The frequencies of male patients, illiterate patients, patients living alone, patients with serious visual impairment, those with low income, and patients with
high creatinine were significantly higher among RA patients with MTX-related neutropenia than in controls (p values < 0.05). The RA patients with MTX-related neutropenia had significantly lower MMSE scores, and significantly higher HADS-A and HADS-D scores than controls (p values < 0.05). In addition, the proportion of patients with probable dementia was significantly higher in RA patients with MTX-related neutropenia than in controls (p < 0.001). Twenty-six of the 37 patients (70.3 %) developed neutropenia with daily dosing. Patients who used MTX daily were more likely to be living alone than those using weekly dosing buy PLX-4720 (p = 0.011). Multivariate analysis showed that having probable selleck inhibitor dementia
on the MMSE test (OR 52.6), low income level (OR 56.8) and age (OR 1.12) were independent risk factors for the development of MTX-related neutropenia. The presence of probable dementia on MMSE, low socioeconomical status and older age are associated with serious toxicity in RA patients using MTX. Measures should be taken to prevent wrong MTX dosing by the patients. Compliance and patient education is of major importance, in particular, in the patients presented in this study.”
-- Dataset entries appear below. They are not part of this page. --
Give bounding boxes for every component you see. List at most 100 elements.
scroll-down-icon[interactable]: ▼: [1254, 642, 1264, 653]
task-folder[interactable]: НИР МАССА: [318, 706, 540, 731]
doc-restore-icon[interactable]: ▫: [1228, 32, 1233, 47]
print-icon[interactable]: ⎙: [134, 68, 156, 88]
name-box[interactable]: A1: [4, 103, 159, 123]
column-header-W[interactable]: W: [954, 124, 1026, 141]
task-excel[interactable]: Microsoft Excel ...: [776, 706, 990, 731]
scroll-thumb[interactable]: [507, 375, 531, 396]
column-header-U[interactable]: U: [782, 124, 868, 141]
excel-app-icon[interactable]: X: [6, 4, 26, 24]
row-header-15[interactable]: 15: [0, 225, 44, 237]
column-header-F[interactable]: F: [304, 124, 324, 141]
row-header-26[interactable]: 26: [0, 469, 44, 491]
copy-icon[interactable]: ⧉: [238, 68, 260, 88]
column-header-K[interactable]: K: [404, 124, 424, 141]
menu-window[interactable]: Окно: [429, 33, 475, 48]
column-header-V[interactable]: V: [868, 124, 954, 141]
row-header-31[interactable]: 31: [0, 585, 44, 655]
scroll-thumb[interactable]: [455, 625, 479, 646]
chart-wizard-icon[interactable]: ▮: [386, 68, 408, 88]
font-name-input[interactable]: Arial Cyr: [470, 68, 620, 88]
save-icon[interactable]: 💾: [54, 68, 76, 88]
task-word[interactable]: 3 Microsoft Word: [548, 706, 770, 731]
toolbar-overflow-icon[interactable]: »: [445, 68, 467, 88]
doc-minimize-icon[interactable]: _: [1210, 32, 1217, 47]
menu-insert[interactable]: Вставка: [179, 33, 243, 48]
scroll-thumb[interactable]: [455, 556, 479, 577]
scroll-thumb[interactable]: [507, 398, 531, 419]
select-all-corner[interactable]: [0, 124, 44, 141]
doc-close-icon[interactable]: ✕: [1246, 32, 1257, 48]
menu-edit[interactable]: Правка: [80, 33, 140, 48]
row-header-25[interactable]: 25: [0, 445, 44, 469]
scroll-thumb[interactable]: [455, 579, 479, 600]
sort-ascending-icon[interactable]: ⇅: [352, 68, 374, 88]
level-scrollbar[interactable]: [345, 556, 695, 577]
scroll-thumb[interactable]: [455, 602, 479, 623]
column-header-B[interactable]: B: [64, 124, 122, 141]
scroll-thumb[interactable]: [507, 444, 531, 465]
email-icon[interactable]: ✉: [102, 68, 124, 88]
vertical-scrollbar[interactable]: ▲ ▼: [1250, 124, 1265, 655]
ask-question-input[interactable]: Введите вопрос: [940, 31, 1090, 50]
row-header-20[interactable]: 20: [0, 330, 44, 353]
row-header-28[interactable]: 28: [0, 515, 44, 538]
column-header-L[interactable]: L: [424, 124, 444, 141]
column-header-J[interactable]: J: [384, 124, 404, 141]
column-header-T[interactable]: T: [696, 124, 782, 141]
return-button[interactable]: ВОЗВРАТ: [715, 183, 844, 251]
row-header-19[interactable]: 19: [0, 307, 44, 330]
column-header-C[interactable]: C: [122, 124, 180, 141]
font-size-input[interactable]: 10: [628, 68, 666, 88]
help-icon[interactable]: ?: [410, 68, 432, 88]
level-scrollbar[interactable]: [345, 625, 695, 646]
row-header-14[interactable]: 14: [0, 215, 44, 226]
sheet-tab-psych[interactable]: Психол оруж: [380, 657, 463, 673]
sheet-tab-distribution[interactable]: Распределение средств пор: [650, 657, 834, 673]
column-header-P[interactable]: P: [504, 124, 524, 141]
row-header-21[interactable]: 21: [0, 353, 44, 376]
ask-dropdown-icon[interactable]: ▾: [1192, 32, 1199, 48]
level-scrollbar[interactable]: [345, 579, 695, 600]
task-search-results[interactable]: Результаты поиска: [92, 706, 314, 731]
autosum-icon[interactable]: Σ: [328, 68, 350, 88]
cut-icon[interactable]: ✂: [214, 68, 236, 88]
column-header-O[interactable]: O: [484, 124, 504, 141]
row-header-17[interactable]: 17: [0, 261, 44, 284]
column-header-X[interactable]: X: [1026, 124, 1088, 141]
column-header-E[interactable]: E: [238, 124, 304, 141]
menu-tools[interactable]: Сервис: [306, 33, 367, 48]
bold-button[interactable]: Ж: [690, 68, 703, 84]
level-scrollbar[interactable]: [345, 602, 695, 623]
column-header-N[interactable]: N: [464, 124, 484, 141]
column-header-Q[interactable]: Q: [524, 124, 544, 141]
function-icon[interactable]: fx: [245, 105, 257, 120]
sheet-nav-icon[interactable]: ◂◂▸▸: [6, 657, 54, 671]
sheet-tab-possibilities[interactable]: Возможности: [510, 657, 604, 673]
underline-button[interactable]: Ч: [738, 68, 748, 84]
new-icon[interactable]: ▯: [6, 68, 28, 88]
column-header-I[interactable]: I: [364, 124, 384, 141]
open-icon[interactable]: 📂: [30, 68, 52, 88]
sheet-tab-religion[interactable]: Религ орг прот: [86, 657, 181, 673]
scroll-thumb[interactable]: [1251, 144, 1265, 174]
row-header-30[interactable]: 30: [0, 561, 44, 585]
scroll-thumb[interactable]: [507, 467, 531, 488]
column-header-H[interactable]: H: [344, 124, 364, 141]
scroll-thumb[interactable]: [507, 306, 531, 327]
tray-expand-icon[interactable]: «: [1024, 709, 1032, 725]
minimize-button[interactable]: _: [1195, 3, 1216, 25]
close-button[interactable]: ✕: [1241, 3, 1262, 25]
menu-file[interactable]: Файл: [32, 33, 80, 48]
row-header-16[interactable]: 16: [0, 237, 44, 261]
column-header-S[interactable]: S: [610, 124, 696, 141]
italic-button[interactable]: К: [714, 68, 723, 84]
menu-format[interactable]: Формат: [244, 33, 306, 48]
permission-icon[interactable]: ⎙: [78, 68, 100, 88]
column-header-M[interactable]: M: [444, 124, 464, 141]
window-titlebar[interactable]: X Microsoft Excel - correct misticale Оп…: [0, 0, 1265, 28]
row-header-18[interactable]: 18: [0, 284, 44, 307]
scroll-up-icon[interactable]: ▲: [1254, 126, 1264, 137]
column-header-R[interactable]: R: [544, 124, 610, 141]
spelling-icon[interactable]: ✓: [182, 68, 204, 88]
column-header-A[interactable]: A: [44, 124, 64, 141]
“To investigate associations of the Fas and FasL genes polymorphisms with rheumatoid arthritis (RA). One hundred patients with RA and age-, sex- and
ethnically matched 101 controls were included. Four polymorphisms of Fas (-670 A > G rs1800682, -1377 G > A rs2234767) and FasL (IVS2nt-124 A > G rs5030772, -844 T > C rs763110) genes were typed from genomic DNA. Genotype distributions and allelic frequencies were compared between patients and control subjects. After the history and clinical examination of patients with RA, in terms of pain, fatigue and general health status were evaluated LY2874455 chemical structure by visual analogue scale. Thereafter, erythrocyte sedimentation rate, C-reactive protein, blood count and rheumatoid factor levels were measured. The Disease Activity Score-28, Health Assessment Questionnaire and modified Sharp score were used to evaluate the disease activity, functional disability and radiological damage, and their relationships with the Fas and FasL gene polymorphisms were investigated. In patients with RA, CT and TT genotypes of FasL-844, polymorphism were twofold and 4.8-fold higher, and AA genotype of FasL IVS2nt-124 polymorphism was 3.4-fold higher than the control group (respectively, p = 0.05, p = 0.002, p = 0.039). T allele of FasL-844 polymorphism was more frequent in patients than controls (respectively, 52.5 vs. 41.4 %, p = 0.027).